Limit the consumption of magnesium-rich foods 

Magnesium can be obtained from a variety of foods, particularly those with plenty of fiber. 

Nuts, leafy vegetables, legumes, and whole grains are among the most prominent sources. Certain foods that are rich in magnesium are:

  • wheat cereal or bread
  • Almonds
  • Peanuts
  • Cashews
  • Peanut butter
  • Soymilk
  • Spinach
  • Black beans

Medications recommended by the doctor for high magnesium levels

If your blood magnesium concentration is very high, your doctor may prescribe medicines. Follow your doctor’s suggestions to lower your blood magnesium levels. 

Take all of your medicines as required if blood reports show higher magnesium levels. Do not take laxatives and antacids that have magnesium if your kidneys are not functioning appropriately.

Medications you may be recommended by the doctor for high magnesium levels include:

  • Calcium is usually given through IV to lower the blood magnesium levels in case you have too much blood magnesium concentration.
  • Hemodialysis– If you have way too much concentration of magnesium in blood and your kidney is presently failing, your healthcare provider and a nephrologist may instruct dialysis.

If you are constipated:

  • Be sure to keep yourself active, and keep your bowels moving.
  • Increase your daily intake of fresh fruits and fiber. Prunes and prune juice may go well for some people.
  • It is important to pass stool every day. If you do not do it every day, your doctor may prescribe stool softeners and laxatives (not including magnesium if you have kidney issues) to help prevent constipation. Work with your doctor to develop a regimen that will work for you.
  • Drink 2-3 liters of fluid every day, unless you were instructed to limit your fluid intake. This will reduce your risk of dehydration, which can result in constipation.
  • Do not consume caffeine and alcohol, as these can result in electrolyte disruptions.

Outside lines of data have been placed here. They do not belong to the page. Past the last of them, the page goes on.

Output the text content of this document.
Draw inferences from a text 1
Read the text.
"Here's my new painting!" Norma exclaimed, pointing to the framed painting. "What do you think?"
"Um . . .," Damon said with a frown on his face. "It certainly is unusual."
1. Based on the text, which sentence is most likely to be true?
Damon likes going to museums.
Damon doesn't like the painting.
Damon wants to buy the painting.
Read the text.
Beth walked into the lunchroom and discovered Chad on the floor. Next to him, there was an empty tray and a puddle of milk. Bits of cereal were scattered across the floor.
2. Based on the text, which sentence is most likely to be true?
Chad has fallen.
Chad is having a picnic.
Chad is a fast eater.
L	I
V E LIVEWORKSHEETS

How much magnesium is too much?

The recommended dose of magnesium is:

  • 65 mg/day for children ages 1-3
  • 110 mg/day for children ages 4-8
  • 350 mg/day for adults and children ages 9 and up

These are the highest concentrations anyone should include in their diet. Many people consume substantial amounts of magnesium from the foods they eat. It is safe to obtain too much magnesium naturally from food, but adding too many supplements to your diet can be harmful. Don’t surpass these maximum recommended levels.

What are the symptoms of too much magnesium?

Even at moderate amounts, magnesium from supplements can lead to symptoms that may include: 

  • Nausea
  • Upset stomach
  • Hypertension
  • Vomiting
  • Confusion
  • Diarrhea
  • Lethargy
  • Irregular heartbeat
  • Weakness
  • Breathlessness

This doesn’t occur with magnesium received naturally from foods.

A bit elevated blood levels of magnesium have been linked to heart-related risks while extremely high blood levels of magnesium can induce more severe symptoms including low blood pressure and delayed breathing and can be lethal. 

Although unusual, too much magnesium can occur with extreme consumption of laxatives or supplements containing magnesium and has also been seen in people consuming or gargling with considerable amounts of Epsom salt (i.e., magnesium sulfate). 

Magnesium supplements can be harmful to individuals with kidney problems and should only be taken with a doctor’s supervision.

What causes magnesium overdose?

Your body naturally discharges extra magnesium when the kidneys are performing appropriately. A magnesium overdose typically happens when magnesium is consumed in enormous quantities through supplements. It is absolutely rare to encounter very high levels of magnesium by ingesting foods that have naturally occurring magnesium in them.


In this brief guide, we have provided an answer to the question, “How to counteract too much magnesium?”. We have also elaborated on the symptoms and causes of too much magnesium.